Doğum |
12 Nisan 1878 Frankfurt am Main |
---|---|
Ölüm |
24 Nisan 1958(80 yaşında) Berkeley |
Botanikte kısaltma | Goldschm. |
milliyetler |
Alman Amerikan |
Eğitim | Heidelberg Üniversitesi |
Aktiviteler | Biyolog , genetikçi , botanikçi , üniversite profesörü , zoolog |
İçin çalıştı | Louis ve Münih Maximilian Üniversitesi , Berkeley Kaliforniya Üniversitesi |
---|---|
Alan | Genetik |
Üyesi |
Leopoldine Akademisi Bavyera Bilimler Akademisi Amerikan Bilimler Akademisi Heidelberg Bilimler Akademisi (1950) |
süpervizör | Otto Bütschli |
Ödüller |
Madrid Complutense Üniversitesi'nden fahri doktor (1935 ve 1935) Guggenheim bursu (1951) |
Richard Benedict Goldschmidt , doğdu12 Nisan 1878içinde Frankfurt am Main , öldü24 Nisan 1958içinde Berkeley , bir olan Alman Yahudi genetikçi ve embriyolog.
1911'den itibaren Lymantria dispar kelebeğinin genetiğiyle ilgilenmeye başladı . Onu özellikle ilgilendiren üç yön vardır: her şeyden önce cinsiyetin determinizmi ; sonra mikro evrim, coğrafi ırk kavramı ve uyarlanabilir varyasyonların genetik determinizmi ...; son olarak, 1915'te genin doğası ve işlevleri sorununu ele aldı. Lymantria dispar üzerindeki çalışması sırasında , iki cinsiyet arasındaki farklı gelişim düzeylerinin bir spektrumunu keşfetti.
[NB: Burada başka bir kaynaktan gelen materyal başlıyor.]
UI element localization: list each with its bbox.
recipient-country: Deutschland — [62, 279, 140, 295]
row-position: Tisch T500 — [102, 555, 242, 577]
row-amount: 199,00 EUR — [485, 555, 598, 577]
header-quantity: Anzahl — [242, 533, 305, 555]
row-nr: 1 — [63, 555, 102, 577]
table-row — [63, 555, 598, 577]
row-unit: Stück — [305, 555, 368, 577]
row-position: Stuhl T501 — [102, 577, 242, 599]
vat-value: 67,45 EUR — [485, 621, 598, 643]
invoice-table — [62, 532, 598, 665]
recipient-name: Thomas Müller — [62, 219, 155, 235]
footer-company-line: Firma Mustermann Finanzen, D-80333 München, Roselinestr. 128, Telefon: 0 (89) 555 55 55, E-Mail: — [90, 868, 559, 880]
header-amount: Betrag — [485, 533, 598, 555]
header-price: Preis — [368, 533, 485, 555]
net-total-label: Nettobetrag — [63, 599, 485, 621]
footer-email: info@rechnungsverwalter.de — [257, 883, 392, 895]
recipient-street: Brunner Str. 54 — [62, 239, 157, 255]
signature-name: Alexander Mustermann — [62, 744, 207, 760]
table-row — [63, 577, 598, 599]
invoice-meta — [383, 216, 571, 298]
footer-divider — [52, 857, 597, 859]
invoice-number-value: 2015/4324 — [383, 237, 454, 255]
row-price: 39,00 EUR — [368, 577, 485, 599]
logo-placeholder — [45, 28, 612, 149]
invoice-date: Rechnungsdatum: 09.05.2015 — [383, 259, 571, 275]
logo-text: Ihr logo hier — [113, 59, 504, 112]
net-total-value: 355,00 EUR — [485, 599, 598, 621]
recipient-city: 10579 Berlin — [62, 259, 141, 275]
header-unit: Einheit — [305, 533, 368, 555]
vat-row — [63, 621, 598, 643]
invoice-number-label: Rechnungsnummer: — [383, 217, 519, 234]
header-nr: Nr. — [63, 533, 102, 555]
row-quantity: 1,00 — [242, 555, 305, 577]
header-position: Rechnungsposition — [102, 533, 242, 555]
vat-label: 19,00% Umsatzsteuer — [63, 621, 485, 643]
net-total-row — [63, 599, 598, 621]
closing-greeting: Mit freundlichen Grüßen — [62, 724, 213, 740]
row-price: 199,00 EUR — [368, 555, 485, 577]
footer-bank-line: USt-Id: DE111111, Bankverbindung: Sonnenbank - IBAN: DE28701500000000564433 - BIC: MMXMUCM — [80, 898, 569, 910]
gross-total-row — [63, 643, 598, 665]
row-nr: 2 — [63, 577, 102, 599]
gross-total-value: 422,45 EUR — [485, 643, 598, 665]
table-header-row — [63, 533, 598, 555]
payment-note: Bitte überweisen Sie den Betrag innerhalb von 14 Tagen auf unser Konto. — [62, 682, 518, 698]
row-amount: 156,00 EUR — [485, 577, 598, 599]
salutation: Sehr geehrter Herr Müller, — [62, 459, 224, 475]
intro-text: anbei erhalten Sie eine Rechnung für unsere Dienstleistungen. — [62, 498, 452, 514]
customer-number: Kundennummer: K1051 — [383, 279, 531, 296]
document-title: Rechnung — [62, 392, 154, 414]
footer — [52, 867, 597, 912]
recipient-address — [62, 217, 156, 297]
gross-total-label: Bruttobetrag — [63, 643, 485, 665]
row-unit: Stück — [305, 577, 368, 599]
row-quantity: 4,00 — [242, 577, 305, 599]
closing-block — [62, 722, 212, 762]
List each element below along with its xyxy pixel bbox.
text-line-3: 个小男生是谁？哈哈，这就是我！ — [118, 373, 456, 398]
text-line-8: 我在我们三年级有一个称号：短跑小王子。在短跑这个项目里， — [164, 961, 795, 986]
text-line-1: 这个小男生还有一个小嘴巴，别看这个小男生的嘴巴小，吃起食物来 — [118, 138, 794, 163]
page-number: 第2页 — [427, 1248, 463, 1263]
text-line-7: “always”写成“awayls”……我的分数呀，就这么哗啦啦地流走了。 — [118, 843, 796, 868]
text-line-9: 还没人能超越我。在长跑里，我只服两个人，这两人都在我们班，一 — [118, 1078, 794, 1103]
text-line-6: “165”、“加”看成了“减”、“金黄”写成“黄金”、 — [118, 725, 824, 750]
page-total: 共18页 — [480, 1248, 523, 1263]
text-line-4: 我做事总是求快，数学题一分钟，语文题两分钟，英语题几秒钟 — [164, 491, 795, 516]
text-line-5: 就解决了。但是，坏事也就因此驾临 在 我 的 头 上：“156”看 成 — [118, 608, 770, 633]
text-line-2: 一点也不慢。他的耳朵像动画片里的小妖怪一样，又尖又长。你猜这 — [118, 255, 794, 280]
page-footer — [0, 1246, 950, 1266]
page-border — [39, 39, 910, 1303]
Daha sonra 1915'te bu fenomeni interseksüellik ( Almanca: Intersexualität ) ve bireyleri 'interseks' olarak adlandırmaya karar verdi .
Kökenleri göz önüne alındığında, Goldschmidt 1935'te Almanya'yı terk etmek zorunda kaldı ve ardından 1936'da profesör olduğu ve gelecek vaat eden canavarlar teorisiyle ünlü olduğu Berkeley , California'ya taşındı .
Genetik , gelişim biyolojisi ve evrim teorisini homeosis kavramı etrafında sentezlemeye çalıştı .
Goldschmidt, tuzlu bir evrim modelini savunuyor: Ona göre, gelişime dahil olan genleri etkileyen mutasyonlar, tek bir adımda, türün normlarından çok farklı, muhtemelen belirli koşullara daha iyi adapte olmuş bireyler üretebilir. Bu bireyleri “umut verici canavarlar” olarak adlandırıyor. Bu bağlamda, homeotik mutantların incelenmesi onun düşüncesinde kilit bir konuma sahiptir.
DNA'nın yapısının keşfedilmesi ve alelik varyasyonun organizasyonlar arasında gözlenen genetik ve fenotipik farklılıkların nedeni olduğunun gösterilmesinin ardından , " sistemik mutasyonlar " yoluyla makroevrim teorisi bir kenara bırakıldı . Bazı yazarlar , Lamarckian kalıtım ve "sistemik mutasyonlar" yoluyla makroevrim teorilerini canlandırmak için daha yüksek organizmalarda epigenetik kalıtımın son zamanlardaki kanıtlarına güvenirler .
1940 gibi erken bir tarihte, onun konumu neo-darwinizm'e kökten karşıydı. Ona göre embriyonik gelişim, "değişim hızı genleri" olarak adlandırmayı önerdiği birkaç ana genin düzenlemesi altına yerleştirilmiştir. Bu, mutasyonların her zaman küçük olmadığı ve her birinin kendi küçük seçici avantajını sağladığı anlamına gelir; yeni, radikal olarak farklı yapılar, bir veya az sayıda değişim oranı gen mutasyonuna inşa edilebilir. Bunlar, gelişme ritminde bir değişiklikten oluşabilir (heterokroni denen şeyle sonuçlanır: örneğin, muhteşem yeniliklere yol açabilecek organizasyonel planın radikal bir şekilde bozulması). İlk önce Drosophila'da ve daha sonra omurgalılarda homeotik genlerin ( HOX genleri ) keşfi , çalışmalarına yeniden ilgi uyandırdı.